Voodoo newspaper economics
The formidable problems of the newspaper industry won’t get solved if industry leaders substitute voodoo economics for rational discourse. So, let’s dispense with some of the bad juju we have heard in the last couple of days.
Voodoo Economics 101
Not once, not twice but five times, Gary Pruitt, the chief executive at the McClatchy Co., told stock analysts that the sagging sales and profits at his company are the result of “secular headwinds” which evidently will abate at some point to enable his business to revive.
Here is the phrase used in a sentence, as transcribed by Seeking Alpha: “We may be facing secular headwinds for quite a while until the revenue market settles in terms of the Internet being a more mature medium.”
By definition, a secular move in an industry refers to a permanent and fundamental shift, such as the change in consumer preference to automobiles from horses and carriages.
The ups and downs of the economy do create headwinds for business. But a secular change is more like gravity. Unlike headwinds, which eventually blow over, gravity is here to stay.
For the record, the secular forces dragging down newspapers are: Declining readership, shrinking advertising, high fixed costs and growing online competition that makes it increasingly difficult to charge the premium ad rates that were possible prior to the Internet.
Voodoo Economics 102
Several (but certainly not all) of the more than 100 distinguished media figures attending the stimulating New Business Models for News Summit at the City University of New York were captivated by the suggestion from one speaker that newspapers could solve their problems by forsaking the production of the print product, which represents 60% of a paper’s operating expenses.

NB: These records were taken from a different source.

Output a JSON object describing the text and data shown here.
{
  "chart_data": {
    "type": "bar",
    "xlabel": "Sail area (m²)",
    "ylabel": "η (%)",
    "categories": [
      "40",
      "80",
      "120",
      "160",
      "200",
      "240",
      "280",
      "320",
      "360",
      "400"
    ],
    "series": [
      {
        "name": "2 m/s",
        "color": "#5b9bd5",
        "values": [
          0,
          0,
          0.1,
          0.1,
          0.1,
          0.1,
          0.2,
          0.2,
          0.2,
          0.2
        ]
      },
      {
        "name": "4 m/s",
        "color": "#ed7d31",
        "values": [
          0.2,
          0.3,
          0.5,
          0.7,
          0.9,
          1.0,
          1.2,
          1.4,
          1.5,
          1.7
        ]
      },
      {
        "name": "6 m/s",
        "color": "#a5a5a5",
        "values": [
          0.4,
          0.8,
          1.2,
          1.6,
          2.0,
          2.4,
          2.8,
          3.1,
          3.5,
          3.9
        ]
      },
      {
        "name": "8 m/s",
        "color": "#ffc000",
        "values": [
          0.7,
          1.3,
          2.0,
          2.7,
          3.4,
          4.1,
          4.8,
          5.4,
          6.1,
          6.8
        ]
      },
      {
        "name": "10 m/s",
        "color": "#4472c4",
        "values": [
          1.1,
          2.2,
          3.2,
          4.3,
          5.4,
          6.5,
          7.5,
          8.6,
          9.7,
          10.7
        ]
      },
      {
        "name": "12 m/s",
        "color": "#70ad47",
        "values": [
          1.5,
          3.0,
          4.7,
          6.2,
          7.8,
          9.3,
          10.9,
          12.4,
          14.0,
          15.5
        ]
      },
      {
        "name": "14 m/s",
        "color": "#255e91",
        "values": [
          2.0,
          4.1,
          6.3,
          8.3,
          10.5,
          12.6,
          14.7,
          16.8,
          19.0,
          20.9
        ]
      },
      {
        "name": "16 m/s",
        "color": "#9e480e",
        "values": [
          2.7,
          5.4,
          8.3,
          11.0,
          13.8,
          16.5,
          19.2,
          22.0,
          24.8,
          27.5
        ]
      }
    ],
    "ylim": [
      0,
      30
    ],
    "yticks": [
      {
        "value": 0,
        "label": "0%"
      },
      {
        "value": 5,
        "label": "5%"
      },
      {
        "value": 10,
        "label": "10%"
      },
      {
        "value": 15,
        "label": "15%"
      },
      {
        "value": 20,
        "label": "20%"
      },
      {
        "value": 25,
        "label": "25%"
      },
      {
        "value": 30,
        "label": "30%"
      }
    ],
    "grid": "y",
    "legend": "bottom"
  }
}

While it is true that killing the print product would save a bundle of money, it also must be noted that an average of 90% of the revenues at American newspapers are derived from ads sold in the print product.
Accepting the premise that you could save 60% in expenses by abandoning print, here is how this would play out for a prototypical publishing company with $100 million in total revenues and a 15% operating profit:
If the company abandoned print but were able to double its online sales to $20 million, it would lose $14 million in a year, for an operating margin of a negative 70%. To break even, the prototypical publication would have to more than triple its sales from the current levels. To make a profit of 15%, the company would have to quadruple it sales.
This is a tall order, given that some two-thirds of the interactive revenues at most newspapers came from the so-called “upsell” of online classified ads to recruiters, auto dealers and real estate brokers.
With the print product historically the primary attraction for many of those classified advertisers, how many premium-priced, online-only newspaper ads would they buy if free ads on Craig’s List were only a click away? Which, as you know, they are.